O chefe da polícia mandou “lacrar” a aeronave (que por sinal também estava sob custódia) com fita adesiva, dizendo que só poderia ser reaberta à minha partida, seja quando isso pudesse acontecer. Um guarda foi alocado para vigiar a aeronave durante toda a noite e luzes especiais foram montadas nos trolleys de bagagem. Acho que eles temiam que eu tentasse fugir na calada da noite!

Disseram que eu podia dormir no chão do terminal, o que não me incomodou nenhum pouco. Estava muito cansado depois de acordar naquele dia às 02h45, voar 11h20 e ainda enfrentar toda esta encrenca. Infelizmente, meu saco de dormir estava dentro do avião lacrado. Estava pronto para desmaiar no chão da maneira que estava, até que alguém generosamente sugeriu que eu poderia usar a sala VIP. Então em questão de momentos, fui promovido de espião para VIP! Um sofá preto virou meu berço. Dormi como uma pedra.

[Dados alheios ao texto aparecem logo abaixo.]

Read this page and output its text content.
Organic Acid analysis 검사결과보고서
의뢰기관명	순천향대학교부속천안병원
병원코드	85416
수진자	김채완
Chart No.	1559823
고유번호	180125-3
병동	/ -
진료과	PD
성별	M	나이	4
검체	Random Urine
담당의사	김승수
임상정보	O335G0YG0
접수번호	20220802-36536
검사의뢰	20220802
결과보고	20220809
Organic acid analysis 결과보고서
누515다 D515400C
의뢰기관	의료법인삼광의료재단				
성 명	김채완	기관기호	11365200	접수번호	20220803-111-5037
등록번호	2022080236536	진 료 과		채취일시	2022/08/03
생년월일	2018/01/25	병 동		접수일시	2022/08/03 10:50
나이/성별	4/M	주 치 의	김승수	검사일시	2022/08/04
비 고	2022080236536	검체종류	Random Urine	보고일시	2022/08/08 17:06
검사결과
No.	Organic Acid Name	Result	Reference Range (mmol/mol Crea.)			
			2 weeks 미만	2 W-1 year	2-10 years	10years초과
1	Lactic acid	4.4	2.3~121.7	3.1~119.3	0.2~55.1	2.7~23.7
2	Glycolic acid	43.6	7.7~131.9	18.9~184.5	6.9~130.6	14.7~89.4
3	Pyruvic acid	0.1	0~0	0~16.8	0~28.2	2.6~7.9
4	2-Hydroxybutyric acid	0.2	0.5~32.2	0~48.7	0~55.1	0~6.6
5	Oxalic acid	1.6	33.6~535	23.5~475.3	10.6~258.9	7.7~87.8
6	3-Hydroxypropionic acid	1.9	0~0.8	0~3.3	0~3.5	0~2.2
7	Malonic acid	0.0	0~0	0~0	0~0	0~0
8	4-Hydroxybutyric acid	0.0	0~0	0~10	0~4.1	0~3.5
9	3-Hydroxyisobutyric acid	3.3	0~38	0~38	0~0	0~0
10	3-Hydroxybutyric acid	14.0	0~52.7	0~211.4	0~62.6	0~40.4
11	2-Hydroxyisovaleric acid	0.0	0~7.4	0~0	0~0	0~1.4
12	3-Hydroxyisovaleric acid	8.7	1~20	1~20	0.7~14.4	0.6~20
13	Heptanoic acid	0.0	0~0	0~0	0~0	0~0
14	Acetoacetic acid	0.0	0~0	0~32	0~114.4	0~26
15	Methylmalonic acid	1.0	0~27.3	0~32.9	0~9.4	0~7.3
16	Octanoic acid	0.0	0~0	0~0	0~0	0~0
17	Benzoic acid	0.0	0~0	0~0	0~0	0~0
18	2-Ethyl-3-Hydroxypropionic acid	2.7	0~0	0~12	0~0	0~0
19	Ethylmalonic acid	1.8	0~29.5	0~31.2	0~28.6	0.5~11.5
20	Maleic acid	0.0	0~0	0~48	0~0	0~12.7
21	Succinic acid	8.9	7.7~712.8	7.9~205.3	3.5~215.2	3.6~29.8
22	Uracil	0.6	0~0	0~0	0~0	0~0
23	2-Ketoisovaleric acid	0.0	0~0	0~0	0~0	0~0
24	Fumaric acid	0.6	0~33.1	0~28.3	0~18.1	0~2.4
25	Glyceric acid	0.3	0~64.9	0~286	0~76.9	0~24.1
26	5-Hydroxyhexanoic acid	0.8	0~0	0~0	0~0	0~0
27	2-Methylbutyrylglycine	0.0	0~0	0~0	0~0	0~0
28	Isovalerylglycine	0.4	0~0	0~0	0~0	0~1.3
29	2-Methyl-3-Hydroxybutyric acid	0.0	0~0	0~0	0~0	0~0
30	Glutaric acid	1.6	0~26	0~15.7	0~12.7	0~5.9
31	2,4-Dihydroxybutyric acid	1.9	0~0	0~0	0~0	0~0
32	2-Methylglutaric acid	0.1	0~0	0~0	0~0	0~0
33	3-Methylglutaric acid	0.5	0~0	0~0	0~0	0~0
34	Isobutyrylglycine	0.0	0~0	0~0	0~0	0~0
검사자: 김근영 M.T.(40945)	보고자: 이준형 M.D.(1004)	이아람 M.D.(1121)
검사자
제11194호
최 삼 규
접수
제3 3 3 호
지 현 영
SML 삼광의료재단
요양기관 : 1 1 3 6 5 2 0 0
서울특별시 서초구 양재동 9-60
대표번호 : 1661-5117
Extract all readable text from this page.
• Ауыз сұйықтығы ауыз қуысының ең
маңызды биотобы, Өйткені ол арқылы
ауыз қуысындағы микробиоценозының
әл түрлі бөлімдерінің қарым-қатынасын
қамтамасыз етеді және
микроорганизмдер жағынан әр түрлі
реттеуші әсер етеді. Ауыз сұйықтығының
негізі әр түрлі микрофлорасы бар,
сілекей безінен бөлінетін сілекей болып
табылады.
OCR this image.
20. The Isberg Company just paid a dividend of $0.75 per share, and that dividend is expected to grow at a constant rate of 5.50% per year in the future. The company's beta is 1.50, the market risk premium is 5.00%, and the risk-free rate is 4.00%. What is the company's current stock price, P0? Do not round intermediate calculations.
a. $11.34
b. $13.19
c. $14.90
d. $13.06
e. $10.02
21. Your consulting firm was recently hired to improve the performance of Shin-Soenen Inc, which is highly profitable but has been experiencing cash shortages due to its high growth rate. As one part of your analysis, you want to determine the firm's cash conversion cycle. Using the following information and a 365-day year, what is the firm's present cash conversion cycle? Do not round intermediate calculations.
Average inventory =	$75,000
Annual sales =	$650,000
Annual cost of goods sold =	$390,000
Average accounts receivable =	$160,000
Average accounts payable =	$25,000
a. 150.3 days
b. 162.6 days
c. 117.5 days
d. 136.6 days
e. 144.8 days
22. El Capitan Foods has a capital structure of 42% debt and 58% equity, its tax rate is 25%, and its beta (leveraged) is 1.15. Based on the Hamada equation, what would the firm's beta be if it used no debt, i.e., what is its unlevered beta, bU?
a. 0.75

De manhã cedo, já tinha gente em volta da aeronave, o que me deixou um pouco nervoso. Tinha receio de como interpretariam o equipamento da pesquisa ambiental que tinha a bordo. Eu não sabia quanto tempo levaria para me liberarem e expliquei que precisava voar bem cedo para evitar os mesmos problemas com mau tempo. Para minha surpresa, as coisas tinham progredido durante a noite. O Chefe de Segurança Nacional que me interrogou na véspera tinha passado tudo para seus chefes em Ho Chi Minh e eles prometeram uma solução pela manhã. Fiquei cheio de esperança e Hao, que estava atuando como meu intérprete, gentilmente foi pegar 20 litros de gasolina para mim em sua lambreta. Então misturamos isso como resto da Avgas colocado em Macau.

De repente às 7h00, estava liberado! Fiz uma rápida foto de Hao e Kiem, o guarda e soltamos os “lacres” do canopy. Eu queria sair de lá o mais rápido possível e por isso nem fiz os cheques do motor. Naquele instante, quatro jatos militares decolaram e só então percebi que a metade deste aeroporto era uma base militar. Ihhhh!

Meu novo amigo controlador Thao me deu “Livre decolagem” e fui, subindo num céu azul. Agora minha grande preocupação era saber quanta encrenca me esperava em Ho Chi Minh.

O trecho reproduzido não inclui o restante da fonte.